Obtaining the dual degree in four years essentially means that students forgo any downtime they may have had for activities unrelated to clinical training. “It takes weekends, evenings, and all the summer vacations they could have had,” Reilly says. “Students just need to understand that this is a ‘foot on the accelerator’ approach.

With the four- and five-year programs, students typically complete a public health internship with an agency engaged in public health work to apply the health knowledge and skills they have learned.

“It’s certainly rigorous and not something to take as likely,” Springgate says of pursuing an MD-MPH degree. “Anyone who applies to medical school and gets into it has already done well in school, has already demonstrated that they can work hard, has already demonstrated that they can balance a number of competing demands. Honestly, anyone interested should take a look and see if it suits them.

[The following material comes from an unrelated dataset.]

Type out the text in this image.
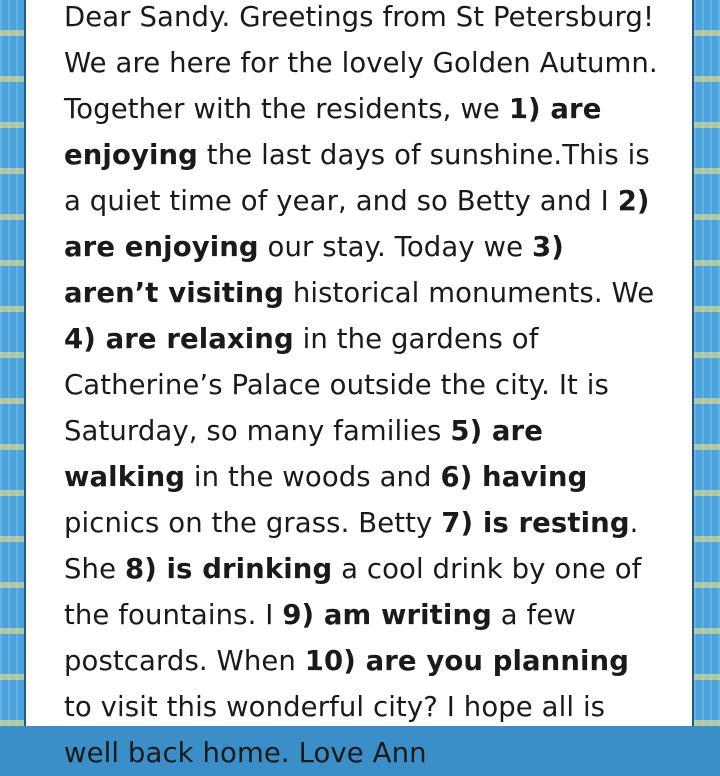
Dear Sandy. Greetings from St Petersburg! We are here for the lovely Golden Autumn. Together with the residents, we 1) are enjoying the last days of sunshine.This is a quiet time of year, and so Betty and I 2) are enjoying our stay. Today we 3) aren’t visiting historical monuments. We 4) are relaxing in the gardens of Catherine’s Palace outside the city. It is Saturday, so many families 5) are walking in the woods and 6) having picnics on the grass. Betty 7) is resting. She 8) is drinking a cool drink by one of the fountains. I 9) am writing a few postcards. When 10) are you planning to visit this wonderful city? I hope all is well back home. Love Ann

What jobs does an MD-MPH degree prepare you for?

A dual MD-MPH degree prepares graduates for even more career opportunities than having just one of these advanced degrees. Health professionals with this dual degree can pursue employment in academia, government, health departments and agencies, research, policy development, international and nonprofit organizations, and health systems. health care delivery.

Holding an MD-MPH is especially helpful for people who want to work in data, research and statistics, Reilly says. “Students practicing in 2022…need these skills, certainly for leadership positions, but also for practicing good medicine.”

Additionally, the pandemic has prompted the medical field to focus more on population health as it relates to infectious diseases and access to care for underserved patient populations, Reilly adds.

Many MD-MPH graduates go on to work for city and state health departments, federal health agencies, and large health care systems, Springgate says. Some people work in industry to develop new drugs or lead the development of clinical trials of therapeutic agents or diagnostic tools, he adds, while others with dual degrees may specialize in epidemiology or behavioral health, working to address challenges like HIV or hunger and malnutrition. .

“While being a clinician and medical expert is one way to tackle health issues, having the added ability to think about populations and ways to address population health challenges would add value to [combatting] the kinds of challenges we face as a society,” says Springgate. “There really is a wide range of potential endpoints.”

Find out how the schools you’re considering fared in Fortune’s rankings of the best master’s programs in data science (in-person and online), nursing, computer science, cybersecurity, psychology, public health, and analytics commercial, as well as the Ph.D. in education programs MBA programs (part-time, executive, full-time, and online).